A fan of Neil Young and Bob Dylan, Kenny prides himself on also being a harmonica-guitar player. He also calls his Tennessee Texans his Crazy Horse.

“Neil Young’s an all-out electric guitar rocker and also an acoustic, folk and harmonica player – and that’s how I see myself. If I’m solo then it’s going to be harmonica and acoustic guitar, but I like to rock it out and play with my band just as much. The Tennessee Texans are my Crazy Horse or like Bob Seger’s Silver Bullet Band. I identify with Seger’s singing style, songwriting, attitude. He was also a little older than the norm when he hit with the Live Bullet album,” he says. “I named the band that because the guys come from Memphis, Nashville and Dallas, so Texas and Tennessee. One of my friends who lives in Tennessee noted that when Texas was fighting the Mexican army at the Alamo, men from Tennessee, including Davy Crockett, volunteered to go down to help save the Alamo, which they didn’t, but there is this connection between Tennessee and Texas. My band’s name doesn’t have any deep connection to that, but I like the idea. In my song ‘The Ballad of the Tennessee Texans’ – which came out of a soundcheck in Nashville one night – I knocked off a little bit of a line from a song called ’T for Texas’ that goes ‘Give me a T for Texas, give me a T for Tennessee.’ In my song, it’s ‘Give me a big fat T for Texas, from Tennessee we get around,’ so I guess there has always been this T for Texas, T for Tennessee connection.”

After relaxing for a bit on a bench next to the water fountain/turtle pond at Will Rogers Memorial Park, we decide to head over to visit Michael Lloyd at his studio. Kenny notes the beautiful blue sky and trees, telling me that “in Beverly Hills, each block was meant to have its own type of tree. One block has pine trees, another block as palm trees and so on.”

Lloyd is working on a project for the Beach Boys’ Mike Love when we step into his studio, but graciously takes some time to show me around his board and system. Kenny grabs his guitar and debuts a brand new song, “All the Girls I Meet Are Librarians,” for us. As his clear, strong voice fills the studio, a few statements he made to me in the park flow back into my head.
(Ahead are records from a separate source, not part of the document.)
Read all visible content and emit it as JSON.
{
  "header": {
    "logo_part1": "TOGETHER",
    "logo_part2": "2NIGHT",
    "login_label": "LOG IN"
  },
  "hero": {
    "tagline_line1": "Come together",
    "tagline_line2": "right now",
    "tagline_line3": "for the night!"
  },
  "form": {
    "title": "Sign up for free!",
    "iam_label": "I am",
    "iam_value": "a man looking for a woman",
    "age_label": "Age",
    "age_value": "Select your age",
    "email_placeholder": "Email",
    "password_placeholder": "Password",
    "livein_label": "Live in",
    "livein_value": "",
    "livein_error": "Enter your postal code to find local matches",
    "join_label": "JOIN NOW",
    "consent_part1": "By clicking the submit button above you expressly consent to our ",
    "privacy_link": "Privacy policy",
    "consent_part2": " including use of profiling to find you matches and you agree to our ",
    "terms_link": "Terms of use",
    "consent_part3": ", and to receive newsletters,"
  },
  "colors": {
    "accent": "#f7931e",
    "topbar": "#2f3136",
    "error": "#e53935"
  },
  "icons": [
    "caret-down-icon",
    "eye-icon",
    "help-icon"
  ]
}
“Singers sing for the same reason birds sing, because they were made by God to sing and it’s their purpose. If somebody’s a singer they have to sing. If they don’t professionally, they sing in the shower or while walking. I do it because I’m inclined, programmed to and always willing to do what I’m inclined to do as somebody created by God. But I have chosen to continue to seek both of roads of music and science, whereas many people leave one behind. I was a medical professor, but I could tell things were starting to change in my life. I got divorced, and things were turning upside down. It was no longer acceptable that I just sing in my living room, I have to sing for other people. It’s all about creativity,” he concludes. “I’m reading an interesting book by Amit Goswami, a physicist who is now a creativity scientist, called Quantum Creativity, and this is really what I am. Common physics is about the multitude of possibilities, how to allow so many possibilities to exist, and I know how to do that. If somebody says, ‘Anything is possible,’ then you know they are thinking in a quantum way: unlimited, sky’s the limit.”